Поднялся солдат и пошел в свою сторону — шапчонка набекрень.
Под вечер стали бабы холсты считать, а старухиных холстов нет. Обегала старуха поле, обшарила все кусты, облазила на лугах кочки: нет, пропали холсты! Припомнила старуха солдатское слово и заплакала горько: «Эх, лучше б и не слушать мне солдатов малиновый звон!»
Тороча
За речкой Невестицей, под Веселым Городищем, в деревне Кочаны, жил-поживал дед Артюх с бабкою Просой, и народился у них сын Иван, да таковой продувной малый: ни пахать, ни сеять. Бывало, из-под вороны яйца повынимает, вороне и невдомек.
Под самого Покрова свезли Артюха на погост, и остались на дворе жить вдвоем — старуха да сын Иван.
Напряла старуха за зиму два мотка пряжи, повесила сушить над печкой. И Иван — ни пахать, ни сеять — говорит с печи старухе:
— Эх, матушка, отпустила б ты меня в город, на широкий на торг, продал бы я твою пряжу за хорошую цену, — зажили бы мы с тобою по-богатому.
— Что ты, дитятко, да много ли дадут тебе за мою пряжу!
— Небось, матушка, пустым не ворочусь! — отвечает продувной малый Иван.
Поехал Иван в город на ярманку, повез продавать пряжу. На рубль продал да накрал на девяносто. Накупил себе пряников, меду горшок, — сел на воз, едет по дороге, знай макает в мед пряники да уплетает за обе щеки.
А ехал навстречу Ивану богатый барин Пенский на лихой четверне.
— Стой, постой! Чей таков? — замахал барин арапельником{165}, осадил четверню. — Как ты, серый мужик, смеешь так сладко есть! Полагается мужику один черный хлеб есть! Аль захотелось, чтоб я тебе всыпал горячих?
Остановил Иван лошаденку.
— Эх, ваше сиятельство, потому я пряники с медом ем: ездил я на ярманку, на широкий на торг, получил богатые барыши — на рубль продал на девяносто так взял. А с тебя хоть бы двести взять!
— Как так? — стал барин.
Говорит Иван барину:
— А давайте, ваше сиятельство, положим уговор. Расскажу я тебе сказку, ни малу, ни велику, а ты слухай да мотай на свой барский ус. Коли ты мне скажешь: врешь! — то с тебя двести рублев, а коли вытерпишь, промолчишь, так и быть, сам лягу, сам и портки спущу: секи меня вволю, угождай твоей барской светлости.
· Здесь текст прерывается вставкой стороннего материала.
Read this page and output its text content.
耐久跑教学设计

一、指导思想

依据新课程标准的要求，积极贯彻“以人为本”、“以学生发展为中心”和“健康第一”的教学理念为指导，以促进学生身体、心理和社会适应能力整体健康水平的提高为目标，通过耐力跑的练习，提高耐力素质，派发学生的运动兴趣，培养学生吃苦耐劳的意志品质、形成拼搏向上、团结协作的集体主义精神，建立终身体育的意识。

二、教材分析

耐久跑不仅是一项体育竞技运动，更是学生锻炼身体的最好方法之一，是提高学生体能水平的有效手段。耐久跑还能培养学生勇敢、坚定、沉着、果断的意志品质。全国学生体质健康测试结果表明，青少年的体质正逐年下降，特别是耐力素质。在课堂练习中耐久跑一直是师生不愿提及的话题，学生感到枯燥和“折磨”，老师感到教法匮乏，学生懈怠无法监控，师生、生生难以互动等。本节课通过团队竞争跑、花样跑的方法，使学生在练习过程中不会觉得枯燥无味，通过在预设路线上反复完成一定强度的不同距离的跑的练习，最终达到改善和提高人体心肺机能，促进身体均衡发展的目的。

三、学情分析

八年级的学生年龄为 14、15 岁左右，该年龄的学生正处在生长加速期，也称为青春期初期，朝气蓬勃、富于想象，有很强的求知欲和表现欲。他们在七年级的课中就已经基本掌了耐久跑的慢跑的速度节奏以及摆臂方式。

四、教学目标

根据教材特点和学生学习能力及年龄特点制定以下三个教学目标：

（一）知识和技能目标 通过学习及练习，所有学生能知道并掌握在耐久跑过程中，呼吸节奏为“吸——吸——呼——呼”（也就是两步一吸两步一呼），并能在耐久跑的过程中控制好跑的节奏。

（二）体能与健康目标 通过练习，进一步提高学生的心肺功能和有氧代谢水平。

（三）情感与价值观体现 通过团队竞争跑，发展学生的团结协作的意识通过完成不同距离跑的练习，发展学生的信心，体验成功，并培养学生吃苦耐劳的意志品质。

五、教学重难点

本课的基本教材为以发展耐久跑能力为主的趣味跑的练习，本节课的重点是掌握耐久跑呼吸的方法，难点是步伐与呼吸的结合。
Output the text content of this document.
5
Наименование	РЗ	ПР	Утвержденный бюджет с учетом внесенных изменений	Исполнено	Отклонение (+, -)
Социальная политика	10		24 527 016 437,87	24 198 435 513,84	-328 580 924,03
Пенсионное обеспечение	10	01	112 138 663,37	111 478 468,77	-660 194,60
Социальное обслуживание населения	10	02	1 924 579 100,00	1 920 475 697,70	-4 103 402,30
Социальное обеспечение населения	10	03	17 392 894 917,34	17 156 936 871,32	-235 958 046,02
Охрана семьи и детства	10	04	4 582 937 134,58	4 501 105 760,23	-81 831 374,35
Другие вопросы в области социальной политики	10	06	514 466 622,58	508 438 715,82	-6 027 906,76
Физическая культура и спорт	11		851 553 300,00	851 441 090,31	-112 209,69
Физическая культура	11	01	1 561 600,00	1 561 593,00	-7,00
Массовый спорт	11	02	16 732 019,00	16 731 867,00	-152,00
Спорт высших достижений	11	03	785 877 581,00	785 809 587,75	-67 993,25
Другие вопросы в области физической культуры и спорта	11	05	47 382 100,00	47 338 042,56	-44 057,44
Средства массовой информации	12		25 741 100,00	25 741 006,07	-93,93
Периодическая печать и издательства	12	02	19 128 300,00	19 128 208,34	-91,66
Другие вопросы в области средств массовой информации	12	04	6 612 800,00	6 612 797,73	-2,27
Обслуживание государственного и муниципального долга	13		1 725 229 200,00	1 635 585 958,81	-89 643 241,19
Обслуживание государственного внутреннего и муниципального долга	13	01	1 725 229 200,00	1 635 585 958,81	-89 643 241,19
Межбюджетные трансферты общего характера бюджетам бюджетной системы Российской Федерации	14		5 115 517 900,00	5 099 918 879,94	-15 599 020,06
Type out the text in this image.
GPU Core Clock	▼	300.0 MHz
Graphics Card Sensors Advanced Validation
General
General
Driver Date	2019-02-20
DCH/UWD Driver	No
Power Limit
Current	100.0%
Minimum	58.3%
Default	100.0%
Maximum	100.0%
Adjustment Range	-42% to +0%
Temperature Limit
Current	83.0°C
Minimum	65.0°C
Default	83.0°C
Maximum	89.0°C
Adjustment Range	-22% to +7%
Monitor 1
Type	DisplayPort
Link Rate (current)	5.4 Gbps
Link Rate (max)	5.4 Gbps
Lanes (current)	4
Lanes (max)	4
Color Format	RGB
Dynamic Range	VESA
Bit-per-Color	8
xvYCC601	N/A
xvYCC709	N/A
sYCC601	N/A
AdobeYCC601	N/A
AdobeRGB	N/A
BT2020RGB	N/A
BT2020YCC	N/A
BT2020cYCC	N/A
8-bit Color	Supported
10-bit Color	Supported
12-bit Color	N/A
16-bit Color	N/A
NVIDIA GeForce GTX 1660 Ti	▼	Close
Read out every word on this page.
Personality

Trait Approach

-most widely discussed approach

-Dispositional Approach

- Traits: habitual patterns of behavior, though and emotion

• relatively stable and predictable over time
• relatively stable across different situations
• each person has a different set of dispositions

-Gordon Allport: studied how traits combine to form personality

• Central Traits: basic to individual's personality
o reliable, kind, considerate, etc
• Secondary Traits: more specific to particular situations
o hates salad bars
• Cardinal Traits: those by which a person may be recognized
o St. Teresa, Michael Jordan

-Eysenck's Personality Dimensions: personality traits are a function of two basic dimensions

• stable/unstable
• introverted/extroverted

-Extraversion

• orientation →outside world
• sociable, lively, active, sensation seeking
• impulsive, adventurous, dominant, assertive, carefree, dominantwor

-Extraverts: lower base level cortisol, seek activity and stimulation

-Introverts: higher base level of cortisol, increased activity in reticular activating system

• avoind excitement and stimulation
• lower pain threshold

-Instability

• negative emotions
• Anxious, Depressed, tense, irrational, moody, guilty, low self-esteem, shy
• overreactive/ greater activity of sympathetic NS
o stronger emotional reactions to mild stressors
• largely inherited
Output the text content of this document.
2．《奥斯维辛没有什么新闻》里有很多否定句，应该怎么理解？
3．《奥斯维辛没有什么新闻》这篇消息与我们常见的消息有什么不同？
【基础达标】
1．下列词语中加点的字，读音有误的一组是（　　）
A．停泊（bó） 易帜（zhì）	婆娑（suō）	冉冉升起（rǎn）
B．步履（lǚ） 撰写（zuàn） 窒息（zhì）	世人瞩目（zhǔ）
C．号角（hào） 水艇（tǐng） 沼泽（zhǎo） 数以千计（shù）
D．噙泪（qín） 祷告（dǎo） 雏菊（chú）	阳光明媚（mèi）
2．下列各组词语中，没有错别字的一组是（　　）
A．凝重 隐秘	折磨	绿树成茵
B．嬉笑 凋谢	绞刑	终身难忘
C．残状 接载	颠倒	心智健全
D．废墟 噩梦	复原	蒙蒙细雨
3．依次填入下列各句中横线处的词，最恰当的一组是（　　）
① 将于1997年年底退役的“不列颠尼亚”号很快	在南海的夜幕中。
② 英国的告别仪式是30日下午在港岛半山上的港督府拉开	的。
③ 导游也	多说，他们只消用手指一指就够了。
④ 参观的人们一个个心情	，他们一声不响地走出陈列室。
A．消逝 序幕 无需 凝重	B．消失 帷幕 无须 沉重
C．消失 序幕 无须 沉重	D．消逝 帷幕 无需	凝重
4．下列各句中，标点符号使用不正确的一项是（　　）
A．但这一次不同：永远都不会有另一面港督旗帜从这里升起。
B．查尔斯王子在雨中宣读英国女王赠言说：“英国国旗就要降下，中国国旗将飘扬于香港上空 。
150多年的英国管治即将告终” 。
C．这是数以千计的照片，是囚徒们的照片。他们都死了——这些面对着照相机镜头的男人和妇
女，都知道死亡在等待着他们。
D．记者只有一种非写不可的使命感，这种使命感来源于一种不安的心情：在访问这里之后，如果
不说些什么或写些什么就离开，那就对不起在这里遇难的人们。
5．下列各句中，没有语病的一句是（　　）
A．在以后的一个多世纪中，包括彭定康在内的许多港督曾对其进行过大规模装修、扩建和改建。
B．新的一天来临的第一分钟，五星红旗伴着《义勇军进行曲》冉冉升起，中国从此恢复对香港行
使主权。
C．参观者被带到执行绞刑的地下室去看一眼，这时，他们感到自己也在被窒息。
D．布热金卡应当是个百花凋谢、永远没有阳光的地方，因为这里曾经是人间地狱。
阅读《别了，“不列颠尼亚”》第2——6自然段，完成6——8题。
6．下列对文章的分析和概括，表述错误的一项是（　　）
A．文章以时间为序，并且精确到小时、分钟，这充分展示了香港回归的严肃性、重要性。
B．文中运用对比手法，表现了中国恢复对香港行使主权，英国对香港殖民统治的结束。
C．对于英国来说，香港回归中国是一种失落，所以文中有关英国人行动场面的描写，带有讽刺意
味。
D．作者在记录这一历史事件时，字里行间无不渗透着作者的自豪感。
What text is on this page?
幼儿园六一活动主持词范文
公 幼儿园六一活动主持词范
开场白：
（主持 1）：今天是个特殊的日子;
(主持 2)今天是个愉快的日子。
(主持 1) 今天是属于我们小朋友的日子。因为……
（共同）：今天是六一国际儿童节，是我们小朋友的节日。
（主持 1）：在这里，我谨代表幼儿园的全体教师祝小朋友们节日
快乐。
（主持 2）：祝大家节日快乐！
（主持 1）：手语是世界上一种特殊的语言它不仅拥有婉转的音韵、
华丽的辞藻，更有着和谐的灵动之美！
— Ладно, — говорит барин, — я согласен.
Ударили они по рукам, слез барин с брички, и стал Иван сказывать свою сказку:
— Лет тому ни длинно, ни коротко — а много воды утекло, ходил я у отца-матери без порток, не умел от носу откинуть сопель. Пошел я в те поры в лес по дрова, увидел в дубу дупло, а в дупле — жареные перепелята гнездо свили. Сунул я в дупло руку — не лезет, сунул я ногу — не лезет, разбежался с горки и вскочил в дупло. Наелся-накушался, захотел вылезть, — ан не тут-то было: от еды брюхо толсто! Я, добрый молодец, был догадчив, сбегал домой за топором, прорубил дыру и вылез на божий свет…
— Так, так, — говорит барин, — все это правда истинная.
— Вздумалось мне напиться: пришел я к морю, снял с головы череп, зачерпнул воды. Все бы ладно, да уронил я череп в воду, гляжу — а череп средь моря плавает, утки-гуси в нем гнездо свили, яиц нанесли. Что тут делать? Раз топором кинул — не докинул, другой кинул — перекинул, а третий — совсем не попал. Так-то и перебил я всех уток-гусей, поклал в сумку, а яйца за море улетели. Зашел я в конец моря, высек огонь да и подпалил море. Горело море пять ден, на шестой все выгорело. Достал я череп и пошел по белому свету…
— Так, так, — говорит барин, — продолжай, молодец. Все это правда истинная.
— Поехал я в лес за дровами, привязал лошаденку к березе, а сам пошел дрова собирать. А пока там-сям бродил, набежали серые волки, прогрызли у моей лошаденки брюхо. А я догадчив был: кишки собрал, поклал в брюхо и зашил березовым прутом. Наложил воз дров и стал собираться в путь, — тронул лошаденку, ан ни с места! Что за диво? — смотрю, а березовый прут за облака задевает. Полез я по пруту на небо, все выглядел, все высмотрел, пора и назад. На беду, дернула лошаденка, и повалился прут. Как мне быть, чем пособить горю? Набрал я на небе пыли-копоти, что с дымом на небо летит, свил из пыли-копоти потуже канат, зацепил за облака и давай спускаться. Уж я лез-лез, лез-лез, чуть было до земли не добрался, да малость не хватило канату. Полез я назад — сверху от каната отрезал и на низ надвязал. Стало меня ветром качать, бросать во все стороны. Упал я на землю, на зеленый луг, а луг не выдержал, и повалился я в тартарары на тот свет…
— Что же на том свете? — спрашивает барин.